Nous voulons la saluer, comme une colonne unique, en un temple mutilé… Bien peu, sans doute, viendront vers elle. Notre sagesse et notre vertu s’éloigneront de son splendide et solitaire excès, et nous ne voudrons plus, maintenant que nous sommes bons, de ces pinceaux de lumière rouge qu’elle projetait vers le monde, malade de langueur. Ah ! oui, elle sera délaissée — maintenant que nous savons tout et que nous n’aimons plus — la vieille colonne, dressée toute seule, parmi les ruines de nous-mêmes…

Mais tant qu’il y aura des hommes de lutte et de douleur, tant qu’il y aura des tristes et des forts, on ira mourir là-bas, avec une adorable joie, comme vont mourir des vagues sur une plage déserte.


Leur âme, à ces chevaliers de la mort, n’est point pareille à celle des autres. Ils sont, ceux-là, les voyageurs et les soldats. Ils sont ceux qui marchent, ceux qui n’en peuvent plus de marcher et qui veulent mourir de leur idée. Comment ressembleraient-ils aux autres, à ceux qui restent en place, enclos dans leur monotone et inféconde songerie ?

Nos idées morales sont le reflet même de notre vie tout entière. La qualité de notre âme est faite aussi bien de ce qu’il y a de plus intime et de plus inné en nous que du genre de vie que nous menons, des impressions qui viennent effleurer le miroir uni de notre conscience et, pour tout dire, des parties les plus superficielles de cette conscience. Comment s’étonner que Napoléon ait fait entrevoir un idéal d’humanité différent de celui qu’avait proposé l’auteur de l’Imitation ? Les horizons qui limitent notre vue nous remuent profondément et les aspects divers que nous entrevoyons sont susceptibles de modifier nos cœurs autant que les plus solitaires méditations. C’est le grand idéal des soldats qui surgit sur les routes, à chacun de nos pas, et chacun de ces pas nous conduit un peu vers notre ciel !

Hélas, toute notre histoire humaine n’est que celle des défaites et des victoires de cette sombre foi, souffle de sépulcre que peu d’êtres ont eu la force de sentir, foi profonde des errants dans une vallée de joie.

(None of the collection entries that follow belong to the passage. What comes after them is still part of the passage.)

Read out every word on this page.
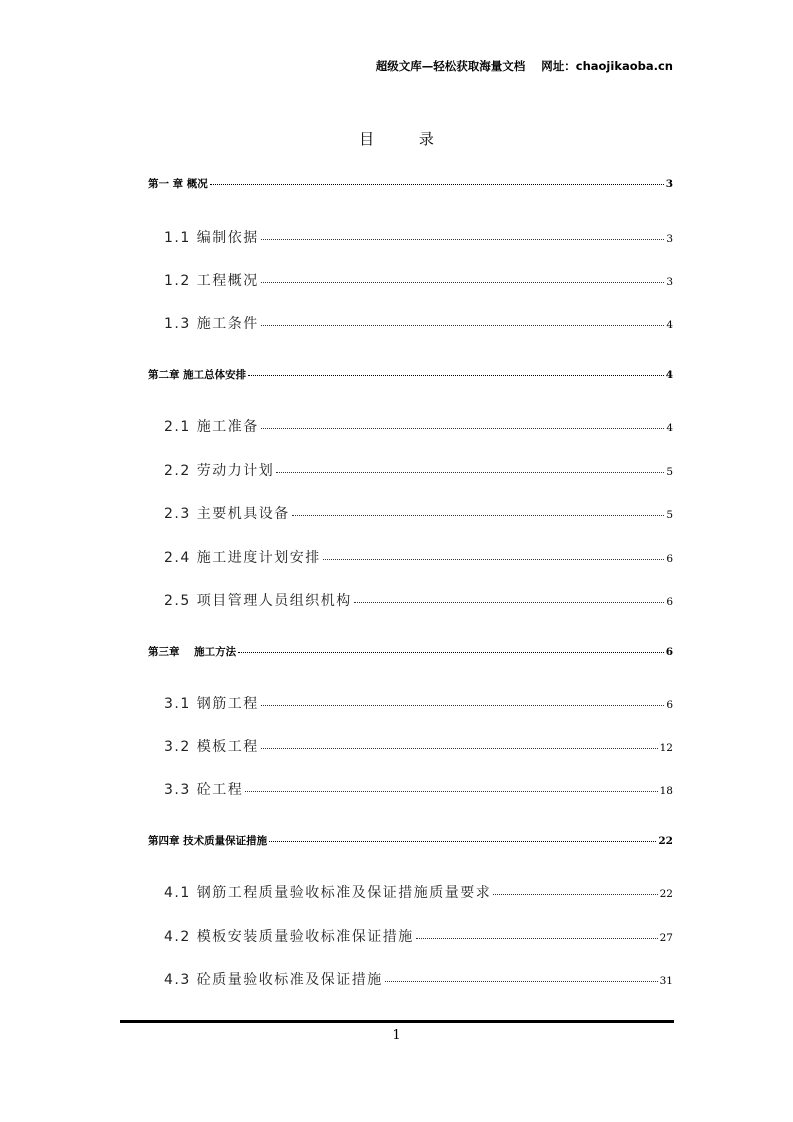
超级文库—轻松获取海量文档 网址：chaojikaoba.cn
目 录
第一 章 概况	3
1.1 编制依据	3
1.2 工程概况	3
1.3 施工条件	4
第二章 施工总体安排	4
2.1 施工准备	4
2.2 劳动力计划	5
2.3 主要机具设备	5
2.4 施工进度计划安排	6
2.5 项目管理人员组织机构	6
第三章    施工方法	6
3.1 钢筋工程	6
3.2 模板工程	12
3.3 砼工程	18
第四章 技术质量保证措施	22
4.1 钢筋工程质量验收标准及保证措施质量要求	22
4.2 模板安装质量验收标准保证措施	27
4.3 砼质量验收标准及保证措施	31
1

Mais ici, sur la terre des Barbares, je reprends de l’espoir ; je crois encore en la bonté de l’action, et qu’elle saura dominer la paresse des faibles. C’est le dernier bienfait de l’Afrique, de m’aider à me reconnaître, parmi toutes les misères de notre époque.

Maintenant, ma vie est toute brillante et tissée de fils éclatants. Loin des miens, je sais entendre en moi et retrouver cette résonance lointaine, infiniment lointaine, qui retentit depuis des siècles, à travers les consciences de mes ancêtres, jusqu’à étouffer toutes les chansons du monde, tous les murmures humains. Cette voix-là me recommande le courage et m’annonce les prochaines victoires.


Je sais que je dois me croire supérieur aux pauvres Bayas de la Mambéré. Je sais que je dois avoir l’orgueil de mon sang. Lorsqu’un homme supérieur cesse de se croire supérieur, il cesse effectivement d’être supérieur. Avec son orgueil, un peu de lui-même disparaît, un peu de la meilleure partie de lui-même. Lorsqu’une race supérieure cesse de se croire une race élue, elle cesse effectivement d’être une race élue. Lorsqu’une race forte cesse de croire à sa force, elle cesse effectivement d’être forte. La supériorité d’une race sur une autre race est peut-être une illusion… Qu’importe ? C’est l’illusion de se croire supérieur aux autres qui fait accomplir les belles actions. Et si toutes les illusions disparaissent les unes après les autres, celle-là, nous devons la maintenir, l’entretenir en nous comme une plante précieuse.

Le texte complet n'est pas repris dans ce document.